Further, and in view of what the government has already moved to make public, there is no “less onerous alternative to sealing” the affidavit. Unlike the Property Receipt—which the government moved to unseal subject to minor redactions, including to protect the identity of law enforcement officials—the affidavit cannot responsibly be unsealed in a redacted form absent redactions that would be so extensive as to render the document devoid of content that would meaningfully enhance the public’s understanding of these events beyond the information already now in the public record. There is simply no alternative to sealing that could ensure the integrity of the government’s investigation and that would prevent the inevitable efforts to read between the lines and discern the identities of certain individuals, dates, or other critical, case-specific information.

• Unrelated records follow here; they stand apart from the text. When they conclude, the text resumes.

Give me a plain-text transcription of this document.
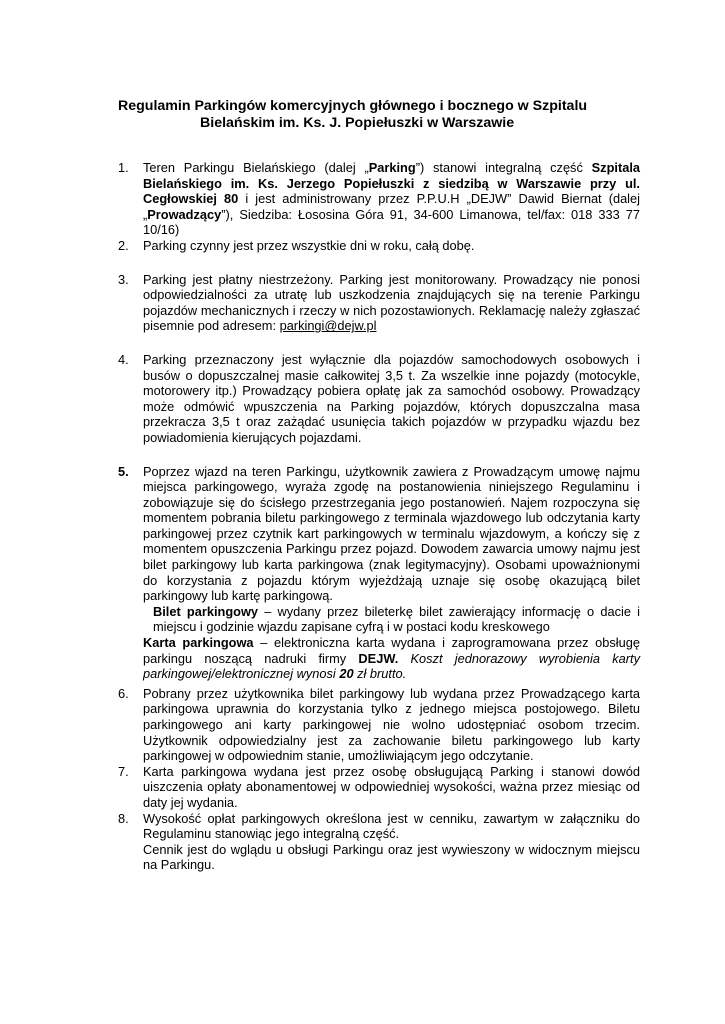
Regulamin Parkingów komercyjnych głównego i bocznego w Szpitalu
Bielańskim im. Ks. J. Popiełuszki w Warszawie
1. Teren Parkingu Bielańskiego (dalej „Parking”) stanowi integralną część Szpitala Bielańskiego im. Ks. Jerzego Popiełuszki z siedzibą w Warszawie przy ul. Cegłowskiej 80 i jest administrowany przez P.P.U.H „DEJW” Dawid Biernat (dalej „Prowadzący”), Siedziba: Łososina Góra 91, 34-600 Limanowa, tel/fax: 018 333 77 10/16)

2. Parking czynny jest przez wszystkie dni w roku, całą dobę.

3. Parking jest płatny niestrzeżony. Parking jest monitorowany. Prowadzący nie ponosi odpowiedzialności za utratę lub uszkodzenia znajdujących się na terenie Parkingu pojazdów mechanicznych i rzeczy w nich pozostawionych. Reklamację należy zgłaszać pisemnie pod adresem: parkingi@dejw.pl

4. Parking przeznaczony jest wyłącznie dla pojazdów samochodowych osobowych i busów o dopuszczalnej masie całkowitej 3,5 t. Za wszelkie inne pojazdy (motocykle, motorowery itp.) Prowadzący pobiera opłatę jak za samochód osobowy. Prowadzący może odmówić wpuszczenia na Parking pojazdów, których dopuszczalna masa przekracza 3,5 t oraz zażądać usunięcia takich pojazdów w przypadku wjazdu bez powiadomienia kierujących pojazdami.

5. Poprzez wjazd na teren Parkingu, użytkownik zawiera z Prowadzącym umowę najmu miejsca parkingowego, wyraża zgodę na postanowienia niniejszego Regulaminu i zobowiązuje się do ścisłego przestrzegania jego postanowień. Najem rozpoczyna się momentem pobrania biletu parkingowego z terminala wjazdowego lub odczytania karty parkingowej przez czytnik kart parkingowych w terminalu wjazdowym, a kończy się z momentem opuszczenia Parkingu przez pojazd. Dowodem zawarcia umowy najmu jest bilet parkingowy lub karta parkingowa (znak legitymacyjny). Osobami upoważnionymi do korzystania z pojazdu którym wyjeżdżają uznaje się osobę okazującą bilet parkingowy lub kartę parkingową.

Bilet parkingowy – wydany przez bileterkę bilet zawierający informację o dacie i miejscu i godzinie wjazdu zapisane cyfrą i w postaci kodu kreskowego

Karta parkingowa – elektroniczna karta wydana i zaprogramowana przez obsługę parkingu noszącą nadruki firmy DEJW. Koszt jednorazowy wyrobienia karty parkingowej/elektronicznej wynosi 20 zł brutto.

6. Pobrany przez użytkownika bilet parkingowy lub wydana przez Prowadzącego karta parkingowa uprawnia do korzystania tylko z jednego miejsca postojowego. Biletu parkingowego ani karty parkingowej nie wolno udostępniać osobom trzecim. Użytkownik odpowiedzialny jest za zachowanie biletu parkingowego lub karty parkingowej w odpowiednim stanie, umożliwiającym jego odczytanie.

7. Karta parkingowa wydana jest przez osobę obsługującą Parking i stanowi dowód uiszczenia opłaty abonamentowej w odpowiedniej wysokości, ważna przez miesiąc od daty jej wydania.

8. Wysokość opłat parkingowych określona jest w cenniku, zawartym w załączniku do Regulaminu stanowiąc jego integralną część.

Cennik jest do wglądu u obsługi Parkingu oraz jest wywieszony w widocznym miejscu na Parkingu.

The case law cited by the intervenors is readily distinguishable. Many of those cases involved unsealing requests made well after charges were filed. See, e.g., United States v. Peterson, 627 F. Supp. 2d 1359, 1374 (M.D. Ga. 2008) (“Defendant is already under indictment”); United States v. Shenberg, 791 F. Supp. 292, 293 & n.1 (S.D. Fla. 1991) (defendants were already under indictment, and charges were “well known and have been extensively reported by the media”); United States v. Vives, No. 02-20030 CR, 2006 WL 3792096 (S.D. Fla. Dec. 21, 2006). In other cited cases that involved requests to unseal warrants in the investigation phase—in other words, before any charges—the court ultimately concluded that the government’s compelling interest in protecting the integrity of its investigation outweighed any public right of access. E.g., In re Search Warrant for Secretarial Area Outside Off. of Gunn, 855 F.2d 569, 574 (8th Cir. 1988) (rejecting disclosure request); Bennett, 2013 WL 3821625 (same); Patel, 2019 WL 4251269, at *4 (“The Court finds that unsealing the underlying [search warrant] affidavit and related documents would severely prejudice the Government’s ongoing investigation”); In re Search of Wellcare Health Plans, Inc., No. 8:07-MJ-1466-TGW, 2007 WL 4240740, at *2 (M.D. Fla. Nov. 28, 2007) (“The protection of this continuing law enforcement investigation is a compelling governmental interest that outweighs the public’s interest in immediate access to” the warrant affidavit). And in In re Four Search Warrants, 945 F. Supp. 1563 (N.D. Ga. 1996), involving the 1996 Atlanta Olympic bombing investigation, “the criminal investigation into [the search subject’s] participation in the bombing ha[d] ended” and he was “no longer considered a suspect” by the time the media sought the search warrant materials. Unsurprisingly, none of these cases concerned circumstances remotely similar to these—where there is an active investigation and a search was executed just days ago. Thus, while the intervenors quote these opinions for general principles about the right of access, the actual application of those principles in those cases favors the government’s position here.